Se vi è un riscontro verosimile nel panorama della storia monetaria italiana relativo alle paranoie signoraggiste, questo ha il nome della banca romana.
Nata nel 1835 grazie a capitali francesi e belgi la banca romana divenne l’istituto d’emissione dello stato pontificio e dal 1870 una delle sei banche italiane autorizzate a battere moneta confermato dalla legge sugli istituti d’emissione del 1874.
Gli istituti di emissione che potevano emettere moneta secondo la normativa nei limiti massimi di tre volte il capitale
societario e di tre volte l’ammontare delle riserve in metalli preziosi, avevano il compito di accompagnare e sostenere lo sviluppo economico italiano della seconda metà del ‘800, un periodo che vedeva per alcune regioni la nascita della rivoluzione industriale, accompagnata da una consistente crescita economica, da uno sviluppo urbanistico ed edilizio.
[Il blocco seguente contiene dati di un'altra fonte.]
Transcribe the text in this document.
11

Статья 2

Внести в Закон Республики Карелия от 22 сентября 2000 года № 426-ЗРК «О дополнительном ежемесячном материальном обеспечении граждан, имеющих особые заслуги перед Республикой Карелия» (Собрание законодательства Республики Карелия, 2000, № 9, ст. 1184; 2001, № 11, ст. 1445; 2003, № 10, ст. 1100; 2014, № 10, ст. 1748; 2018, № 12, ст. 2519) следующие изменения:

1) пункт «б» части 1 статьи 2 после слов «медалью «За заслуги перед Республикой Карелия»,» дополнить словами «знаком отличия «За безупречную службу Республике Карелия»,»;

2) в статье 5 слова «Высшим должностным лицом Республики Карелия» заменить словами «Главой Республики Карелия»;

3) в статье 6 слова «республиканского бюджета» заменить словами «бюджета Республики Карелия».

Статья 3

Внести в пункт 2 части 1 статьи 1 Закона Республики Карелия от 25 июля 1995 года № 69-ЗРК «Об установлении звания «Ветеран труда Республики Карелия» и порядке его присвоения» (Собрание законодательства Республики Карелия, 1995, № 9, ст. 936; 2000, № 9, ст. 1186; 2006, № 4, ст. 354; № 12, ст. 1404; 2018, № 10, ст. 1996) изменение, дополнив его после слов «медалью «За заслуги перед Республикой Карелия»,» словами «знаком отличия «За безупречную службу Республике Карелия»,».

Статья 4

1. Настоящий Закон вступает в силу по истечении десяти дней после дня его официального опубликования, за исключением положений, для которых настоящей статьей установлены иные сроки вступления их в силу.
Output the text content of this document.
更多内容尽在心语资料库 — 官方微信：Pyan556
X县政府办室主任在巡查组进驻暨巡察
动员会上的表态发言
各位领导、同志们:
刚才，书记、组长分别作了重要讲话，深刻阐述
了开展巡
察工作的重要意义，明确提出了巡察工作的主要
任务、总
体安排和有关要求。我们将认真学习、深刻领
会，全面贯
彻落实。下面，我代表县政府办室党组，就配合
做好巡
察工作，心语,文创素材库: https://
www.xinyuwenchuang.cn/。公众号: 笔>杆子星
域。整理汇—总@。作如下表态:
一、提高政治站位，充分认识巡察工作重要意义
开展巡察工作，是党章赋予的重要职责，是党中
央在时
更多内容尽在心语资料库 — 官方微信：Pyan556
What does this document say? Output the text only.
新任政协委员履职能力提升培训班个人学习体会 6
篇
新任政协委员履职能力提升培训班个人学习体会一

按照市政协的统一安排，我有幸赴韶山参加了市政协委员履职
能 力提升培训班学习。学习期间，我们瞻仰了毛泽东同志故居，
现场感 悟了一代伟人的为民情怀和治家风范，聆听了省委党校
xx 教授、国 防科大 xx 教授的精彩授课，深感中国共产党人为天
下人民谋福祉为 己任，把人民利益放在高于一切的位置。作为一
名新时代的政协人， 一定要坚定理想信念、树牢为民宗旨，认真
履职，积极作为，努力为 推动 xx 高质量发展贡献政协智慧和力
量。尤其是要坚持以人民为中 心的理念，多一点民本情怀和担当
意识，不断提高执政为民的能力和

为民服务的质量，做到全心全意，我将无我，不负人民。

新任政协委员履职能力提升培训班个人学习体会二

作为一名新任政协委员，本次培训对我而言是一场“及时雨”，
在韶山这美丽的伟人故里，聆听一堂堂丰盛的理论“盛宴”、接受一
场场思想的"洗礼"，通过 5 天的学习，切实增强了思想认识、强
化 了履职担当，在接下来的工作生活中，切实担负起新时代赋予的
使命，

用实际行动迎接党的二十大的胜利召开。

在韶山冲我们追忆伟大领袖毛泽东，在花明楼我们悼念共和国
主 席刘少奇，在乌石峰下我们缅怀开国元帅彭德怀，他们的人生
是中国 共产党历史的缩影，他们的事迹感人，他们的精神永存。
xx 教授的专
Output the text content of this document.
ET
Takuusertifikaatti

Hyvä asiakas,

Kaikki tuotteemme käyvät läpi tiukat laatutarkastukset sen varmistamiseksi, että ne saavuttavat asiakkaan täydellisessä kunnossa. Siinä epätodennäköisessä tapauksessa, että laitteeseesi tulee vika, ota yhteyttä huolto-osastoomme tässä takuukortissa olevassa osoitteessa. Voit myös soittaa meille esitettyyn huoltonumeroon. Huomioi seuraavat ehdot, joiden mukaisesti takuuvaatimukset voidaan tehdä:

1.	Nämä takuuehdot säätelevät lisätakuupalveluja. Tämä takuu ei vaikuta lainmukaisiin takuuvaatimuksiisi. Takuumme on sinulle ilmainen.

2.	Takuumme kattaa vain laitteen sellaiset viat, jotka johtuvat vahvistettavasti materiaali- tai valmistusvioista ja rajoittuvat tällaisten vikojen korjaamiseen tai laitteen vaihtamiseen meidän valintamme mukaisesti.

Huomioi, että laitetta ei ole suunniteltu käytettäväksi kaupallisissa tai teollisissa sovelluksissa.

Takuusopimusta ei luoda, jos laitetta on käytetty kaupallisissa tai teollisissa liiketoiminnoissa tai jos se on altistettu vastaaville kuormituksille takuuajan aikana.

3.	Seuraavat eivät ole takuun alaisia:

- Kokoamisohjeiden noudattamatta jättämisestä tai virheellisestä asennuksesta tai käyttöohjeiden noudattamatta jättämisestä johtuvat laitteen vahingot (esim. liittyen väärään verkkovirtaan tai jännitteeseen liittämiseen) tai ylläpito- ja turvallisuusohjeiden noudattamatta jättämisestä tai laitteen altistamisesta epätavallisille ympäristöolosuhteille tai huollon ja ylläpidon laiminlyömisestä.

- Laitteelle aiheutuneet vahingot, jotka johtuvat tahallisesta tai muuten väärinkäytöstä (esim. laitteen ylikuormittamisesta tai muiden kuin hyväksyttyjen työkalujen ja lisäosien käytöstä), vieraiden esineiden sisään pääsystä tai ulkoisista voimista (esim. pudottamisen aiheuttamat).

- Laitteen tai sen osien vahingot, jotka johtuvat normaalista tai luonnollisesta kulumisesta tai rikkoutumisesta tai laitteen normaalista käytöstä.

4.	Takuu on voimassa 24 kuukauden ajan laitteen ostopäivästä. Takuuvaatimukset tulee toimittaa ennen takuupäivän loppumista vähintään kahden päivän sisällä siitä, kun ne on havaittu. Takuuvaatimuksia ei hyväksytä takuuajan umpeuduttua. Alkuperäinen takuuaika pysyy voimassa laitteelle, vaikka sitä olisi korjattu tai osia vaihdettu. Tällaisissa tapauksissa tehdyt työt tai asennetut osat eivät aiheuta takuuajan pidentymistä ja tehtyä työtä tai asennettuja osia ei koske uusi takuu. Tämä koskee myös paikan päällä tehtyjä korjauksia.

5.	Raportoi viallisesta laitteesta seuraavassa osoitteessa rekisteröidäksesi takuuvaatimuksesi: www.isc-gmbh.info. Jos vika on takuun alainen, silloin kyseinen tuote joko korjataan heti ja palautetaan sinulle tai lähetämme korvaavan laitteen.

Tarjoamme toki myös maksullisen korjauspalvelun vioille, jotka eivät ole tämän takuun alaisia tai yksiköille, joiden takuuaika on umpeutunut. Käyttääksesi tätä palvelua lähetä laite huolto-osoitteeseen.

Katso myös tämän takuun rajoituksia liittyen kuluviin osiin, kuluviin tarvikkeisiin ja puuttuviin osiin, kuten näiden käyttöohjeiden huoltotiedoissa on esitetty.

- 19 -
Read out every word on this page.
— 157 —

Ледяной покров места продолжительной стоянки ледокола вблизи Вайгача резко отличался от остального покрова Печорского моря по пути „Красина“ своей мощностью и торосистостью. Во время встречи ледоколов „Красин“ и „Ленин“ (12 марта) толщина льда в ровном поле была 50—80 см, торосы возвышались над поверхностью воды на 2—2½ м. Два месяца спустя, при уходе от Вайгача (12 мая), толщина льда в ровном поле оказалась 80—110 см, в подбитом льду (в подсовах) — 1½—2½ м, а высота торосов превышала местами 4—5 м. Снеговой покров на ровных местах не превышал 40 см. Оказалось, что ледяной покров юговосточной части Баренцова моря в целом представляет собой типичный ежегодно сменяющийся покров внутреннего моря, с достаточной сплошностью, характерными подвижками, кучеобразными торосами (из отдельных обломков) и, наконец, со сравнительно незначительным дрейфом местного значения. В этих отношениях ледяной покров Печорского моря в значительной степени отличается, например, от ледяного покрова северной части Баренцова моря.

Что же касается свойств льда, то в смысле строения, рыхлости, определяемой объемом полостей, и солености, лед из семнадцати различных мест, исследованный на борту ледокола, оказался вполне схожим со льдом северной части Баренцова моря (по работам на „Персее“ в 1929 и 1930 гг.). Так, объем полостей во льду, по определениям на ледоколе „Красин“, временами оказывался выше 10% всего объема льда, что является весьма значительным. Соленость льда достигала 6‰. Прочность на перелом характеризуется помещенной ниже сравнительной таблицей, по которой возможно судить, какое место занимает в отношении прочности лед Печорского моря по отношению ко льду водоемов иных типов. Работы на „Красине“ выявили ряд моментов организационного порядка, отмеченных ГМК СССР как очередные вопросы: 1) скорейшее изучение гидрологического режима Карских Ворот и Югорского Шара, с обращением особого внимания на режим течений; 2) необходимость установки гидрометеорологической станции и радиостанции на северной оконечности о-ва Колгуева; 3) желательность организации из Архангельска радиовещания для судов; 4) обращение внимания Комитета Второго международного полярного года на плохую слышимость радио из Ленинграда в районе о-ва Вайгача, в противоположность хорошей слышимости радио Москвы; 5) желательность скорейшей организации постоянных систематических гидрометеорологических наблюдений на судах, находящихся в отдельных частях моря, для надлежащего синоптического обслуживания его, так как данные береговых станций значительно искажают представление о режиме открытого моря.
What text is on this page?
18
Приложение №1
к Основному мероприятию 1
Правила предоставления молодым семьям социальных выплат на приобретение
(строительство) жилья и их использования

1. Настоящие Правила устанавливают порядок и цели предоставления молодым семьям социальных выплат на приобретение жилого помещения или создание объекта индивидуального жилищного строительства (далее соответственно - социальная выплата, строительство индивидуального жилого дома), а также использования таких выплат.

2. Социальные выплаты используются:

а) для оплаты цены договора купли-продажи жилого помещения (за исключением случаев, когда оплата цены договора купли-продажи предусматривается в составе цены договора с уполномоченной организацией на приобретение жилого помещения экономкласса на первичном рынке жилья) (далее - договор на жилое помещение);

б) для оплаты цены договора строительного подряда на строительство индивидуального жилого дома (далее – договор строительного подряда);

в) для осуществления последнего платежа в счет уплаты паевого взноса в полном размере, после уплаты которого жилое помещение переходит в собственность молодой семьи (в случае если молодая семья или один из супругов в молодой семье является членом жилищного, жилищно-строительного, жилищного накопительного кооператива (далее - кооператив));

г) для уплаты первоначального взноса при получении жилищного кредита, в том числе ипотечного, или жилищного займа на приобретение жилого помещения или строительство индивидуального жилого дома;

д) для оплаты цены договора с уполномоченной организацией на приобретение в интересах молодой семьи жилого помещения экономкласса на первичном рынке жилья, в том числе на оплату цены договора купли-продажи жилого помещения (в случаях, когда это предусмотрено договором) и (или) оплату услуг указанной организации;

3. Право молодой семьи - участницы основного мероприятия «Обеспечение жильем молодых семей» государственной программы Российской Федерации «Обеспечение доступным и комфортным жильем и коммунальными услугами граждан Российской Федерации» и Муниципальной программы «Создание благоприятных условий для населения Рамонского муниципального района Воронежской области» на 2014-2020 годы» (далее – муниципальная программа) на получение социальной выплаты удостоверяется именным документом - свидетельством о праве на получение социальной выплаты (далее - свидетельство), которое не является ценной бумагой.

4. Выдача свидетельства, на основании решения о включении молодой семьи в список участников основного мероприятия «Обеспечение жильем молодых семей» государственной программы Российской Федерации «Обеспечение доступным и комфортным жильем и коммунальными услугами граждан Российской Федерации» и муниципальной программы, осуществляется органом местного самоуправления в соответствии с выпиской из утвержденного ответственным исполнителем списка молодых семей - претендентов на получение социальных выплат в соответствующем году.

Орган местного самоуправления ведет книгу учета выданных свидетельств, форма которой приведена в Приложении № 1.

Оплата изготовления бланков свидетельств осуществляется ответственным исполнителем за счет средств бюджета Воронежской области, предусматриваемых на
Allo stesso tempo si esponevano alle turbolenze finanziarie internazionali, la cui fragilità è testimoniata dalle frequenti crisi dei mercati, poteva generare repentini rientri dei capitali stranieri causando veri e proprie rischi di solvibilità dell’intera economia nazionale. Pertanto il governo garantì tacitamente protezione ripristinando il corso forzoso a ogni segno di crisi di liquidità e allentando i requisiti di riserva tramite decreti negli anni ’80.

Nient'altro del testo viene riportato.